On the upcoming webcast on Thursday, Jan. 11 (available live and on demand for CE Credit), Where Is Gold Heading In 2018?, Frank Holmes, CEO and Chief Investment Officer of U.S. Global Investors, will look at alternative index-based strategies in the precious metals industry as a way to potentially diversify risk and potentially enhance returns.
For example, the U.S. Global GO GOLD and Precious Metal Miners ETF (NYSEArca: GOAU) is a smart beta offering that tracks a specialized or rules-based index to help hone in on quality players in the gold mining space.
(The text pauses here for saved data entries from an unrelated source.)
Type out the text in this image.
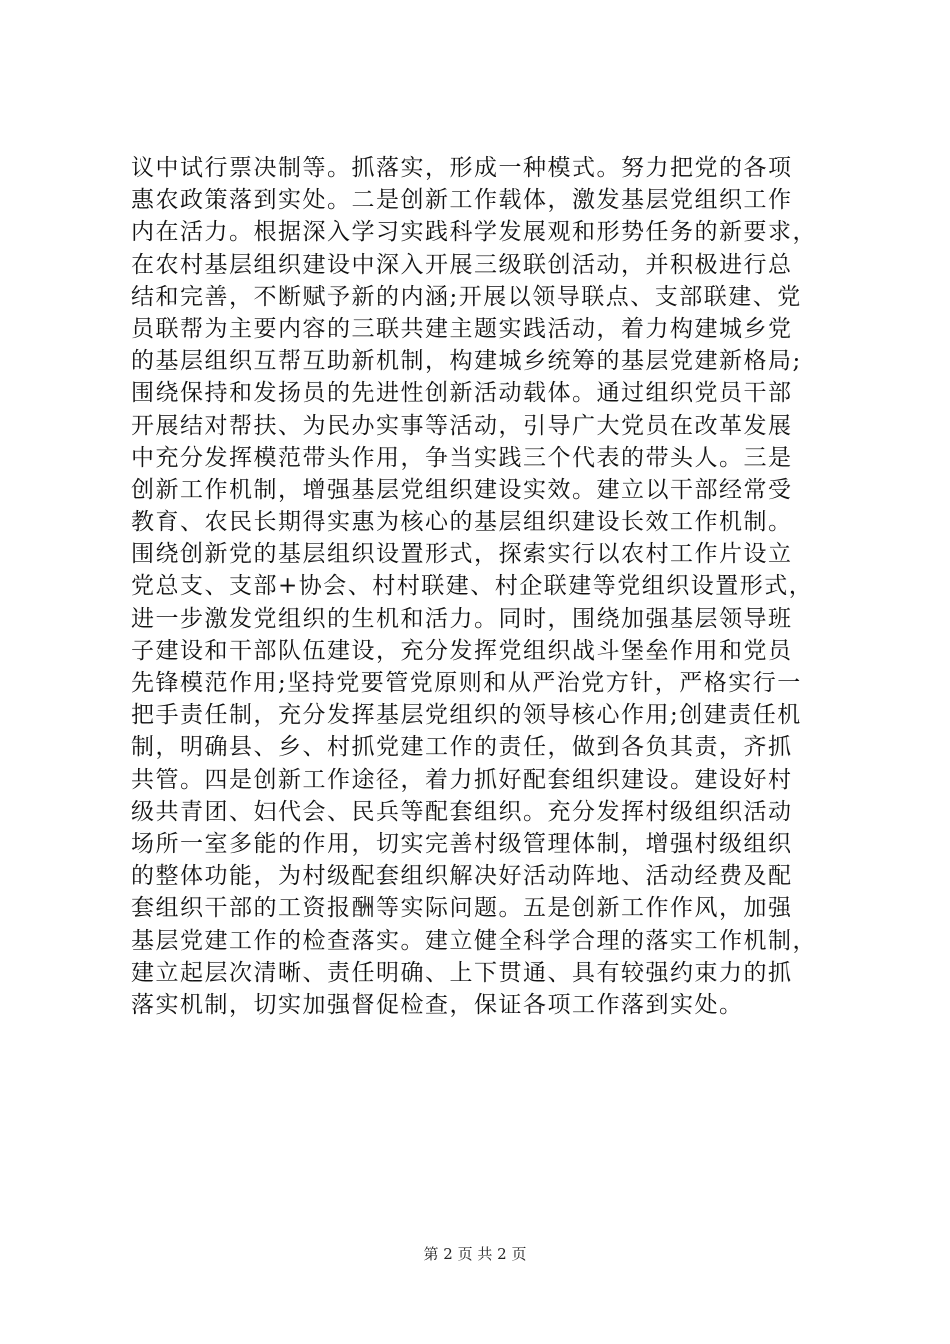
议中试行票决制等。抓落实，形成一种模式。努力把党的各项
惠农政策落到实处。二是创新工作载体，激发基层党组织工作
内在活力。根据深入学习实践科学发展观和形势任务的新要求，
在农村基层组织建设中深入开展三级联创活动，并积极进行总
结和完善，不断赋予新的内涵;开展以领导联点、支部联建、党
员联帮为主要内容的三联共建主题实践活动，着力构建城乡党
的基层组织互帮互助新机制，构建城乡统筹的基层党建新格局;
围绕保持和发扬员的先进性创新活动载体。通过组织党员干部
开展结对帮扶、为民办实事等活动，引导广大党员在改革发展
中充分发挥模范带头作用，争当实践三个代表的带头人。三是
创新工作机制，增强基层党组织建设实效。建立以干部经常受
教育、农民长期得实惠为核心的基层组织建设长效工作机制。
围绕创新党的基层组织设置形式，探索实行以农村工作片设立
党总支、支部+协会、村村联建、村企联建等党组织设置形式，
进一步激发党组织的生机和活力。同时，围绕加强基层领导班
子建设和干部队伍建设，充分发挥党组织战斗堡垒作用和党员
先锋模范作用;坚持党要管党原则和从严治党方针，严格实行一
把手责任制，充分发挥基层党组织的领导核心作用;创建责任机
制，明确县、乡、村抓党建工作的责任，做到各负其责，齐抓
共管。四是创新工作途径，着力抓好配套组织建设。建设好村
级共青团、妇代会、民兵等配套组织。充分发挥村级组织活动
场所一室多能的作用，切实完善村级管理体制，增强村级组织
的整体功能，为村级配套组织解决好活动阵地、活动经费及配
套组织干部的工资报酬等实际问题。五是创新工作作风，加强
基层党建工作的检查落实。建立健全科学合理的落实工作机制，
建立起层次清晰、责任明确、上下贯通、具有较强约束力的抓
落实机制，切实加强督促检查，保证各项工作落到实处。
第 2 页 共 2 页
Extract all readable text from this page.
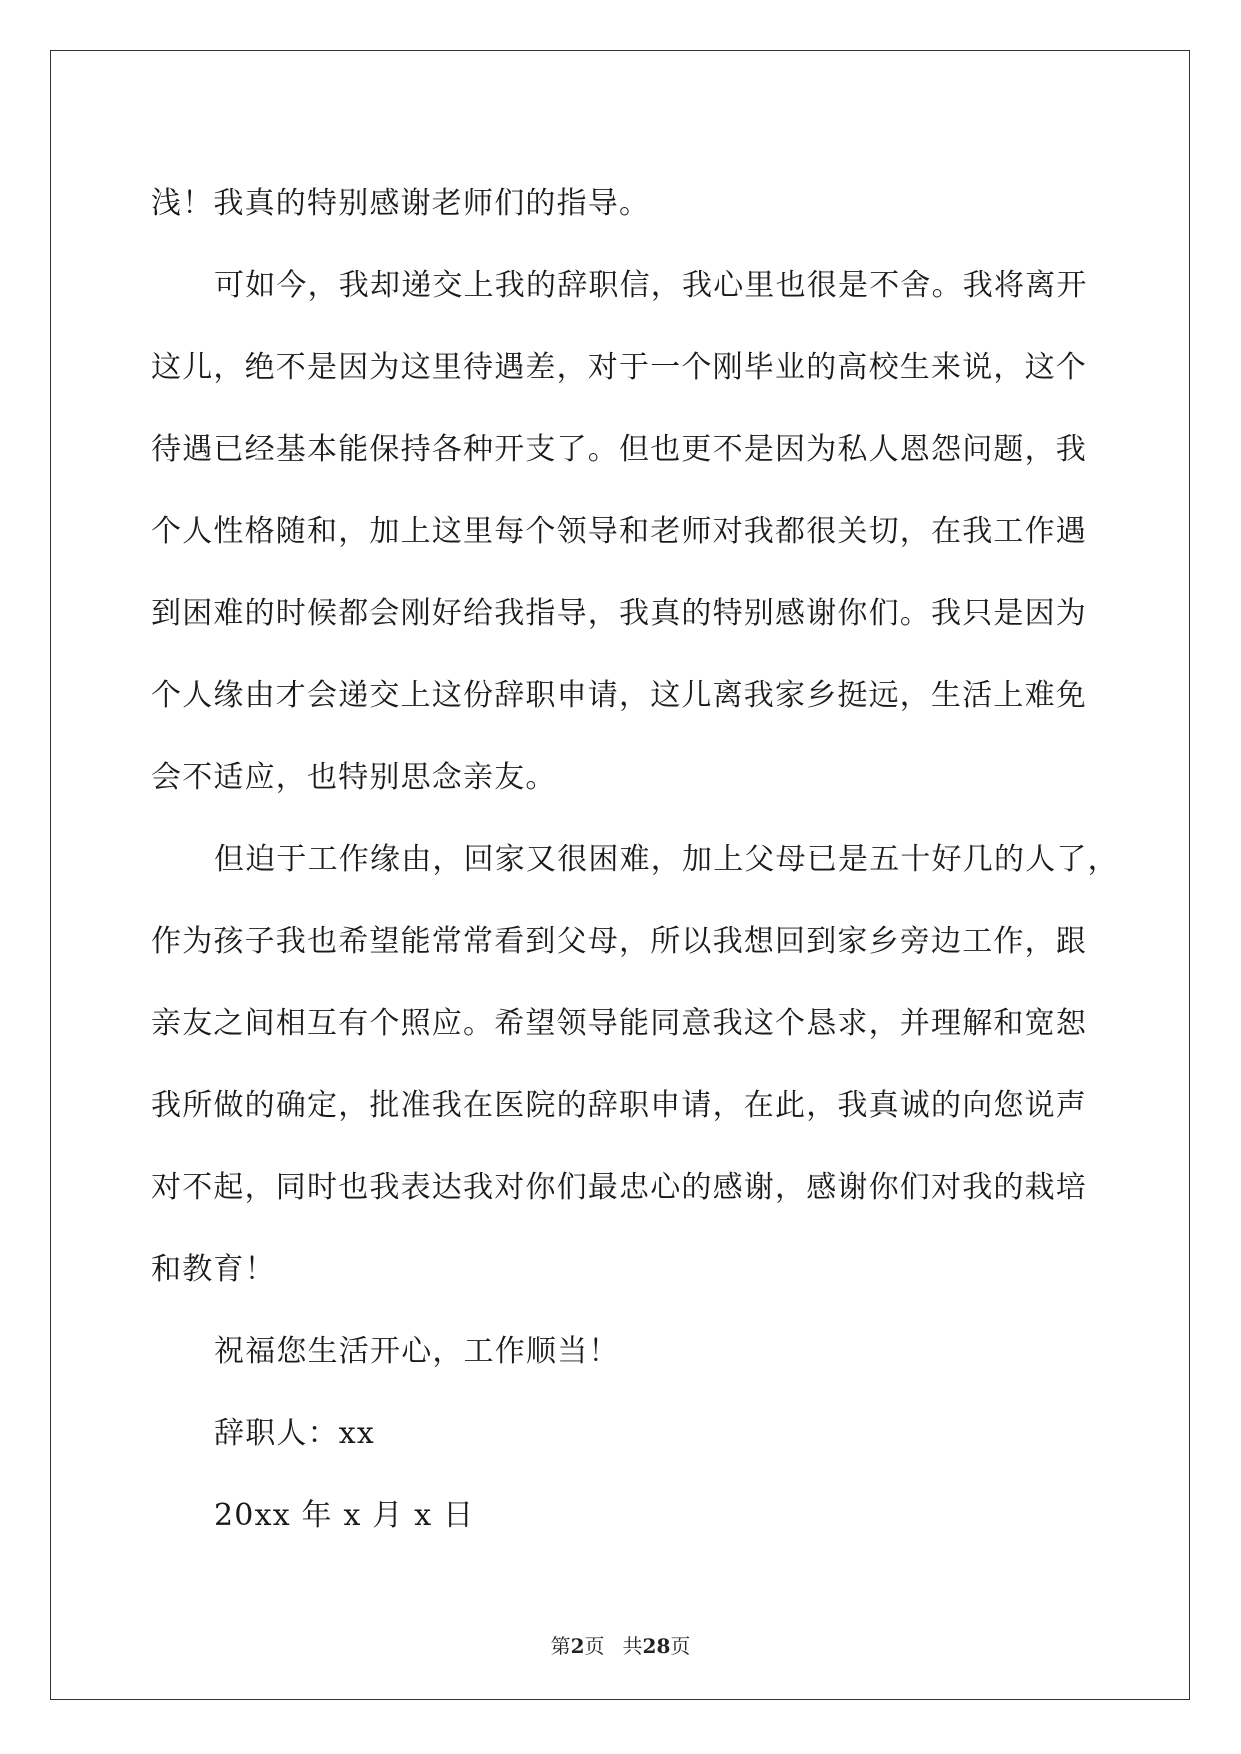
浅！我真的特别感谢老师们的指导。
可如今，我却递交上我的辞职信，我心里也很是不舍。我将离开
这儿，绝不是因为这里待遇差，对于一个刚毕业的高校生来说，这个
待遇已经基本能保持各种开支了。但也更不是因为私人恩怨问题，我
个人性格随和，加上这里每个领导和老师对我都很关切，在我工作遇
到困难的时候都会刚好给我指导，我真的特别感谢你们。我只是因为
个人缘由才会递交上这份辞职申请，这儿离我家乡挺远，生活上难免
会不适应，也特别思念亲友。
但迫于工作缘由，回家又很困难，加上父母已是五十好几的人了，
作为孩子我也希望能常常看到父母，所以我想回到家乡旁边工作，跟
亲友之间相互有个照应。希望领导能同意我这个恳求，并理解和宽恕
我所做的确定，批准我在医院的辞职申请，在此，我真诚的向您说声
对不起，同时也我表达我对你们最忠心的感谢，感谢你们对我的栽培
和教育！
祝福您生活开心，工作顺当！
辞职人：xx
20xx 年 x 月 x 日
第2页 共28页
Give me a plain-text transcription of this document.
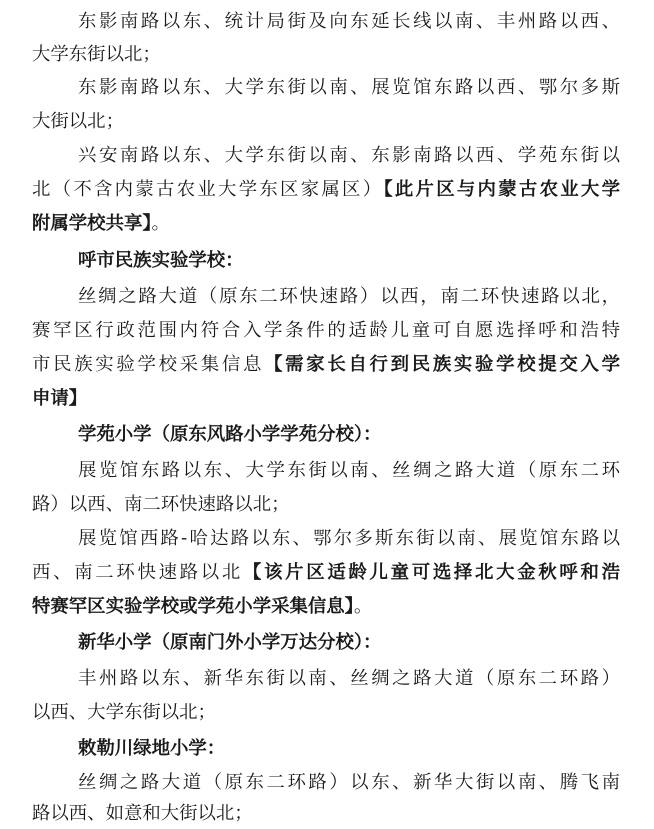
东影南路以东、统计局街及向东延长线以南、丰州路以西、
大学东街以北；
东影南路以东、大学东街以南、展览馆东路以西、鄂尔多斯
大街以北；
兴安南路以东、大学东街以南、东影南路以西、学苑东街以
北（不含内蒙古农业大学东区家属区）【此片区与内蒙古农业大学
附属学校共享】。
呼市民族实验学校：
丝绸之路大道（原东二环快速路）以西，南二环快速路以北，
赛罕区行政范围内符合入学条件的适龄儿童可自愿选择呼和浩特
市民族实验学校采集信息【需家长自行到民族实验学校提交入学
申请】
学苑小学（原东风路小学学苑分校）：
展览馆东路以东、大学东街以南、丝绸之路大道（原东二环
路）以西、南二环快速路以北；
展览馆西路-哈达路以东、鄂尔多斯东街以南、展览馆东路以
西、南二环快速路以北【该片区适龄儿童可选择北大金秋呼和浩
特赛罕区实验学校或学苑小学采集信息】。
新华小学（原南门外小学万达分校）：
丰州路以东、新华东街以南、丝绸之路大道（原东二环路）
以西、大学东街以北；
敕勒川绿地小学：
丝绸之路大道（原东二环路）以东、新华大街以南、腾飞南
路以西、如意和大街以北；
The underlying U.S. Global GO GOLD and Precious Metal Miners Index uses quantitative analysis to pick stocks, with a particular focus on royalty companies.
The GO GOLD and Precious Metal Miners ETF tries to reflect the performance of the U.S. Global Go Gold and Precious Metal Miners Index, which is comprised of U.S. and international companies that earned at least 50% of their aggregate revenue from precious metals and categorizes components into four “tiers” of precious metals companies based on certain fundamental factors.
Each tier includes those having revenue per employee that is greater than the median for companies whose revenue per employees is in the top 20th percentile of the broader universe. Additionally, the screen also factors in operating cash flow per employee and gross margin.